А мы с вами, уважаемые читатели, вернёмся в цирк

   Здесь всё шло своим чередом.
   Зрители то ахали, то не дышали, замирая, то аплодировали.
   И ни один человек не знал, не подозревал, как страдает, сидя на пустом ящике во дворике, милиционер Горшков.
   Он даже забыл, что находится на дежурстве, то есть при исполнении служебных обязанностей.
   Сейчас он исполнял свои человеческие обязанности – переживал.
   Товарищ майор сказал ему:
   – Хорош!
   Как это понять? Ведь товарищ майор мог сказать прямо:
   – Горшков, тебе после такого позорного клоунского выступления не место в рядах героической милиции.
   Но он не сказал этого. Он сказал:
   – Хорош!
   Может быть, похвалил? Тогда бы он мог выразиться иначе, яснее, например так:
   – Горшков, ты выполнил свой долг. Не беда, что ошибся и попал в смешное положение, хотя человек ты, безусловно, серьёзный.
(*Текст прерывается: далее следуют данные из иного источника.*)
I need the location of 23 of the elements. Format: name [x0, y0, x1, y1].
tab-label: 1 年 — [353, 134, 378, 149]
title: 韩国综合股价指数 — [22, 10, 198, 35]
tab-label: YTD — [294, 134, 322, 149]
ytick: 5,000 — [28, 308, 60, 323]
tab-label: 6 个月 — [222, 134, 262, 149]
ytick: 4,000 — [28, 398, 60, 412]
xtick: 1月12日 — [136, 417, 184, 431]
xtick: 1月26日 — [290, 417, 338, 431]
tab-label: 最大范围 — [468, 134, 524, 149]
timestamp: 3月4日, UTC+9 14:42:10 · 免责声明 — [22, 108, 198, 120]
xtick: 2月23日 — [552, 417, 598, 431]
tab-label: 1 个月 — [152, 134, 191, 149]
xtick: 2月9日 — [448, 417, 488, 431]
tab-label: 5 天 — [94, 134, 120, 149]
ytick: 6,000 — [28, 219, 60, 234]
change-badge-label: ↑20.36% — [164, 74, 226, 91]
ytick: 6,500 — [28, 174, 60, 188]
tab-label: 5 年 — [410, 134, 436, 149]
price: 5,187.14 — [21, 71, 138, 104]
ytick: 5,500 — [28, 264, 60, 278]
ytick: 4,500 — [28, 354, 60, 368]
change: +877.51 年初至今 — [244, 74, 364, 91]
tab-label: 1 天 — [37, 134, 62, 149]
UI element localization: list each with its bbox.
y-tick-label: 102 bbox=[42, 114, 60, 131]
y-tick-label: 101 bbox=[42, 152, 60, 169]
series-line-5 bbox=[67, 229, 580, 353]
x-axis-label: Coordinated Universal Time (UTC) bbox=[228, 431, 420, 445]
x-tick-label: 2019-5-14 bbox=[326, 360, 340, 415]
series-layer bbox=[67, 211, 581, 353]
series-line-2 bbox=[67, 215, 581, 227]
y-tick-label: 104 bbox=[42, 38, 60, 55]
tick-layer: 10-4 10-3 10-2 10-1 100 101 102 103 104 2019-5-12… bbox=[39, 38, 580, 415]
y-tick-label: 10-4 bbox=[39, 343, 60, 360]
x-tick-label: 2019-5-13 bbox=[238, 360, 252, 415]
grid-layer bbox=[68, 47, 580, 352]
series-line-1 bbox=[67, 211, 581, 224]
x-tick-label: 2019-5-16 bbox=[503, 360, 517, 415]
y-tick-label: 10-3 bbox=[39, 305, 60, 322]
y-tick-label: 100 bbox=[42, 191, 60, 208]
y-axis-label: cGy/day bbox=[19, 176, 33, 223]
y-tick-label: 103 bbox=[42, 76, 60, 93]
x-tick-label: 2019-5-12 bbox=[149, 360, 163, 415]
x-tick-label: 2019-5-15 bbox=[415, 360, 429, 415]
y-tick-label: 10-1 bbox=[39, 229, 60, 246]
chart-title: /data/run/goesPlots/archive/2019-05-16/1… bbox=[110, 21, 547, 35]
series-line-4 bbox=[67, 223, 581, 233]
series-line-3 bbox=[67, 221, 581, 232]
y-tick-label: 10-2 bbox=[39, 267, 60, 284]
Конечно, благодарности в приказе ты не заслужил, но твоё место, конечно, не в цирке, а в рядах героической милиции.
   Во всём был виноват цирк. Тут серьёзному человеку не место. А если судьба или служба забросила его сюда, надо усилить бдительность не в два с половиной раза, а в шесть-семь. Иначе такое с тобой случится, что и не придумать.
   Сейчас самое время объявить

Следующий номер нашей программы.
КОРОННОЕ ВЫСТУПЛЕНИЕ ГОРШКОВА!

   Тут появился Григорий Васильевич.
   – Почему не смотрите? – спросил он.
   – А это вас, гражданин фокусник, не касается. Вам этого не понять.
   – Зря переживаете. Ничего страшного не случилось.
   – Э-эх… – с укоризной произнёс Горшков. – Вас бы на моё место.
   – Или вас на моё. – Григорий Васильевич улыбнулся и ушёл.
   И ни он, ни Горшков не подозревали, конечно, что эти вот слова сбудутся.
   И еще не знал Горшков, что его несчастья, связанные с цирком, не кончились. Они только-только начались.
   Самое страшное было впереди.
   Вот как это случилось.
   Григорий Васильевич появлялся на арене следующим образом.
   Вставал за кулисами на плоский деревянный круг.
   Включалось специальное устройство.
   И круг как бы сам собой плавно двигался вперёд, на арену – как бы плыл.
   И пока зрители гадали, в чём тут дело, фокусник сходил с круга на ковёр. А круг уплывал обратно.
   – Выступает Григорий Ракитин! Фокусы и манипуляции!
   Заиграл оркестр.
   – Включайте! – приказал фокусник. И в это самое время стоявший рядом с кругом Горшков решил посмотреть на товарища майора. Милиционер шагнул. Споткнулся о край круга. Полетел вперёд.
   И столкнул фокусника с круга на пол. А сам остался на круге, еле удержавшись на ногах. И круг повёз его на манеж. Публика увидела Горшкова и засмеялась.
   И зааплодировала, как знакомому артисту.
   А он, согнув ноги в коленях, боялся пошевелиться. Всё тело словно застыло.
   Тут Горшков увидел, что товарищ майор встаёт.
   И уходит.
   А круг на мгновенье замер и поплыл назад.
   Горшков стоял на нем по стойке «смирно», смело глядя перед собой, готовый мужественно встретить любую опасность, любую превратность судьбы, любой её фокус.
   И если бы сейчас какая-то неведомая сила подбросила его вверх и ударила о землю, он бы нисколько не удивился. Он перенёс бы и это.
   Зрители опять же решили, что видели очередной смешной номер, с удовольствием похлопали в ладоши и стали ждать, что будет дальше.
   А дальше – появился Григорий Васильевич и начал своё выступление.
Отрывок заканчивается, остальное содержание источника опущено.